Being Asian means and looks like a lot of different things, but it's nothing like what I used to watch on TV growing up. For me, it's the scene in The Farewell where Billi is speaking in English with a Chinese doctor about her grandmother's condition while she is in the room, and her grandmother seizes the opportunity to find out if the handsome young doctor is single. One of my family's own oft-repeated stories is how my Poh-poh once propositioned a Chinese Canadian doctor in the hallway of the hospital where she was waiting to be admitted following a heart attack. The biggest concern of her life was making sure my brother, who was an anaesthesiologist and also single, found a "nice Chinese girl" to settle down with. Lying on a gurney, she gripped the hand of the young, pretty doctor and uttered some of the only words of English that she knew: "My grandson — doctor!"

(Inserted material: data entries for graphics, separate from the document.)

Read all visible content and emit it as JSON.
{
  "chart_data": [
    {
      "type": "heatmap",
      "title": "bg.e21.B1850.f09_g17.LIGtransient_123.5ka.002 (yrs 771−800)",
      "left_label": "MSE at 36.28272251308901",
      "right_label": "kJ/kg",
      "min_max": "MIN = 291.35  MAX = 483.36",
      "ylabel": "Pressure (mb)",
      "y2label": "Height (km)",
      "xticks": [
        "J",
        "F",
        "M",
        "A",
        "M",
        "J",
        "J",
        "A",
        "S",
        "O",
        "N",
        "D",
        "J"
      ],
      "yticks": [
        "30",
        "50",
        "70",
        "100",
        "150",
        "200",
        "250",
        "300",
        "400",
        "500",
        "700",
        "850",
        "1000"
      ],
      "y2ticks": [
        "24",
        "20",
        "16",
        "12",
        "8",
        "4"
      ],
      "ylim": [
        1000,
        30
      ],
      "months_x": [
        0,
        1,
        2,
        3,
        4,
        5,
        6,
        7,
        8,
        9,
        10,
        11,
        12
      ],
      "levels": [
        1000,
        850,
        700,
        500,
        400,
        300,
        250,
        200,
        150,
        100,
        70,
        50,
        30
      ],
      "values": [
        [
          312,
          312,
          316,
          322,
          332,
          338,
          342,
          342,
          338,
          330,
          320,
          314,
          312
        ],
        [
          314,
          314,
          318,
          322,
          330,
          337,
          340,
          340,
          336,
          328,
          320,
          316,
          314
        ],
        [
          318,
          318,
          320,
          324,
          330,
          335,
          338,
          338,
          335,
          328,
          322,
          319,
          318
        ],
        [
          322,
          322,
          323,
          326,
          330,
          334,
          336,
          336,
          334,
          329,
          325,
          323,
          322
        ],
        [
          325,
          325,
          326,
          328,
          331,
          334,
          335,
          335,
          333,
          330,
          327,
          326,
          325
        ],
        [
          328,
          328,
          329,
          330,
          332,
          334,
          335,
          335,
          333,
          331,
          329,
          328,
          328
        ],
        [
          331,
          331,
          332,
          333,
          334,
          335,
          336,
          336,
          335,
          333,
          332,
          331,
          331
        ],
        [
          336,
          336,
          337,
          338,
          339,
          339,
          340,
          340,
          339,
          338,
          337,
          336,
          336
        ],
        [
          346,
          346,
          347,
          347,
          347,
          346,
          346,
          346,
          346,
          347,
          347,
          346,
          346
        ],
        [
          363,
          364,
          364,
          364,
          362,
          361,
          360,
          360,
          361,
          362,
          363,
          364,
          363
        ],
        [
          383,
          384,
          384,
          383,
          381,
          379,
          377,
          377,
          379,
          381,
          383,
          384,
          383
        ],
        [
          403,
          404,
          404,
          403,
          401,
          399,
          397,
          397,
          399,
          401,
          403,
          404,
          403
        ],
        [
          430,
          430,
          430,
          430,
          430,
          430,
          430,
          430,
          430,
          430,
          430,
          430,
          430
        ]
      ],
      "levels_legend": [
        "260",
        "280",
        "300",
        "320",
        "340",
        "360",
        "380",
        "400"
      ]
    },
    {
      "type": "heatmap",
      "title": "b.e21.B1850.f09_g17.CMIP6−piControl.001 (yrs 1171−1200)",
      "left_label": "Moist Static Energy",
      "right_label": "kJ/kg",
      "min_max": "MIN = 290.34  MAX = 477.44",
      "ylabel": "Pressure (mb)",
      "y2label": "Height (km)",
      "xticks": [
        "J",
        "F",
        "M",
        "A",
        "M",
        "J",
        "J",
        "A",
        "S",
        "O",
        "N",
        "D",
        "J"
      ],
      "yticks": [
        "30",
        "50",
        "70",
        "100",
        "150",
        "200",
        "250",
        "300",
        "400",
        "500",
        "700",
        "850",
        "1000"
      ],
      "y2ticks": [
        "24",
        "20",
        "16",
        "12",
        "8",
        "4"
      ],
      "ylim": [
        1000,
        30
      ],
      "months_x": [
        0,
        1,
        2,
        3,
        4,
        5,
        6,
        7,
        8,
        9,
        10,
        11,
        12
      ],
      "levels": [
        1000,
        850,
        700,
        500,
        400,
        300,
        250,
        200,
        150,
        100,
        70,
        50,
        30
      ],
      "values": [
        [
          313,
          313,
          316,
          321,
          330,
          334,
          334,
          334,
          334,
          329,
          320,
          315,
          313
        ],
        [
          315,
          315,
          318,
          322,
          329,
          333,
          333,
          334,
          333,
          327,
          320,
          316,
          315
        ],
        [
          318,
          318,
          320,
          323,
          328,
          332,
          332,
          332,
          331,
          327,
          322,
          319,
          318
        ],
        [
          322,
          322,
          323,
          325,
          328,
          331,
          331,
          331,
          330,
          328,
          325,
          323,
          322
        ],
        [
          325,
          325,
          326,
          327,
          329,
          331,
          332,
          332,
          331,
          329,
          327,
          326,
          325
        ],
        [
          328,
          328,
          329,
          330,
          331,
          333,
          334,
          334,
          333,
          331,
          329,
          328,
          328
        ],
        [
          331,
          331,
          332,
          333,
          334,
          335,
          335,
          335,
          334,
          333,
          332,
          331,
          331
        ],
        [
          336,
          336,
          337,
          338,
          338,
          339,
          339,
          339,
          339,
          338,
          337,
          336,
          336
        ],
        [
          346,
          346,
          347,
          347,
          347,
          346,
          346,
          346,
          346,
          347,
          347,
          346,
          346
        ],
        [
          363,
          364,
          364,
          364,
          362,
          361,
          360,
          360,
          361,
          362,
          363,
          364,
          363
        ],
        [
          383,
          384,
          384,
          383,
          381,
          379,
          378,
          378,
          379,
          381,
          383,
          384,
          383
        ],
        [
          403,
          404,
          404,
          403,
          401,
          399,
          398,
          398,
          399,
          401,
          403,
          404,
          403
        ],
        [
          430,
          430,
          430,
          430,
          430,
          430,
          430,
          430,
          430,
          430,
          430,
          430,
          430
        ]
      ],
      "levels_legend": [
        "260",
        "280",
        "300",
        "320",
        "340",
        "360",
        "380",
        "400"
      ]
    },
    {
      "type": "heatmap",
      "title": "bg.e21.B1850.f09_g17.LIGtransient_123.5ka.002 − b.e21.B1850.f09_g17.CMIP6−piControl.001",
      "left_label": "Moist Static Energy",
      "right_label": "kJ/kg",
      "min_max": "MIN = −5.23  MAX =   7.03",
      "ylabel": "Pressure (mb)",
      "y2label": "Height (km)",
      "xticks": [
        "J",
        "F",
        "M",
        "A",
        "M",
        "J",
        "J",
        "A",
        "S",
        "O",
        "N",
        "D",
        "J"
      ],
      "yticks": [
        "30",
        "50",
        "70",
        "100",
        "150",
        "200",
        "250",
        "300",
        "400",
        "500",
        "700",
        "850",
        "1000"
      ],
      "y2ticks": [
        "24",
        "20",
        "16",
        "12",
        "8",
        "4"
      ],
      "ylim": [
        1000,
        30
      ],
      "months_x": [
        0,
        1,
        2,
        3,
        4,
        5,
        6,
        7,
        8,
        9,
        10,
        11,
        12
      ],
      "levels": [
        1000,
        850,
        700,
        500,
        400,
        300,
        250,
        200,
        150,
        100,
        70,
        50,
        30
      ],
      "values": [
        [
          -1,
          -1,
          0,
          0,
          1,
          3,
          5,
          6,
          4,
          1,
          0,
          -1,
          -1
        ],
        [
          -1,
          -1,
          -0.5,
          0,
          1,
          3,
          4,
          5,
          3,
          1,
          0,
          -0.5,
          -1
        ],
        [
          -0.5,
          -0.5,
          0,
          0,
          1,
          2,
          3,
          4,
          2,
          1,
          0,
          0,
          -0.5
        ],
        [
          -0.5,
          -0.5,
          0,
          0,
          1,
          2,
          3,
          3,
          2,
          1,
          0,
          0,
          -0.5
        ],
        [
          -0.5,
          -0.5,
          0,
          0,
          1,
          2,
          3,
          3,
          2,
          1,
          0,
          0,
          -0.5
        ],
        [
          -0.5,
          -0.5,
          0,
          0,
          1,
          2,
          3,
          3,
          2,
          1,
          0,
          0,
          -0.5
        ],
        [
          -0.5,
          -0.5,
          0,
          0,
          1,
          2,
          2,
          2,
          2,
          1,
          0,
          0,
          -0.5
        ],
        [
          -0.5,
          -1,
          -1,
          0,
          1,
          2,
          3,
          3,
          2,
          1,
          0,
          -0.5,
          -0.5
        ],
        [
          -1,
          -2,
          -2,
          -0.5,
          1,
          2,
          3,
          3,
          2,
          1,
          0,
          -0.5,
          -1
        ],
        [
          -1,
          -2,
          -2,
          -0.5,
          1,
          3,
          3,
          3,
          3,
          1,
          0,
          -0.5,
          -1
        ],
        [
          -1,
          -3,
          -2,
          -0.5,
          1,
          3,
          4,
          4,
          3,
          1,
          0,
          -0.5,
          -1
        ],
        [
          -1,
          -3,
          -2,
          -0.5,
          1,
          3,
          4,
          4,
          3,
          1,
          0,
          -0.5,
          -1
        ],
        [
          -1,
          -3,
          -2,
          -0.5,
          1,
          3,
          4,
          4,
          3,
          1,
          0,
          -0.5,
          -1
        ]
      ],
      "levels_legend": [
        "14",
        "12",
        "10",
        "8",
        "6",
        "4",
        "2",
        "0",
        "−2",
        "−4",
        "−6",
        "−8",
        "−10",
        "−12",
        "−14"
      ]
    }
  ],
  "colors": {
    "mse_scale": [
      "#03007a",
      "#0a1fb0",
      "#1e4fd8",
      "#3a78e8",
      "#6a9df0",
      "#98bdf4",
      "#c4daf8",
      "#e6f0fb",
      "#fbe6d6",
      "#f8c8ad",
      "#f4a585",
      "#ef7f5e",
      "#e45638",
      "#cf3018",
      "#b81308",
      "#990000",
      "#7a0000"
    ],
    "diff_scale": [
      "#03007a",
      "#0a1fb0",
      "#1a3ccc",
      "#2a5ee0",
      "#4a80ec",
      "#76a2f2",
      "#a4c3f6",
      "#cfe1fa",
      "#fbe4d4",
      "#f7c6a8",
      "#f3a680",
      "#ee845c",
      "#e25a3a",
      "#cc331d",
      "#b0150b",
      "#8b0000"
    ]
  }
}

Being Asian means and looks like a lot of different things, but it's nothing like what I used to watch on TV growing up.- Deanna Wong

There is a truth to collectivism being ingrained in our DNA, but I don't think the support comes from an obligation to support the community — rather, it's an enthusiasm to see each other succeed. We've made strides but until recently, most of it has been done quietly and out of the mainstream. Even though we've been making spaces for ourselves for years, the demand to see more than a sliver of ourselves is outgrowing the supply — and now is the time to grab onto that momentum. I have every confidence in our community of Asian creators that they will do just that — and every time they do, I'll be the first one to stand and applaud.

ABOUT THE AUTHOR

Deanna Wong is the executive director at the Toronto Reel Asian International Film Festival.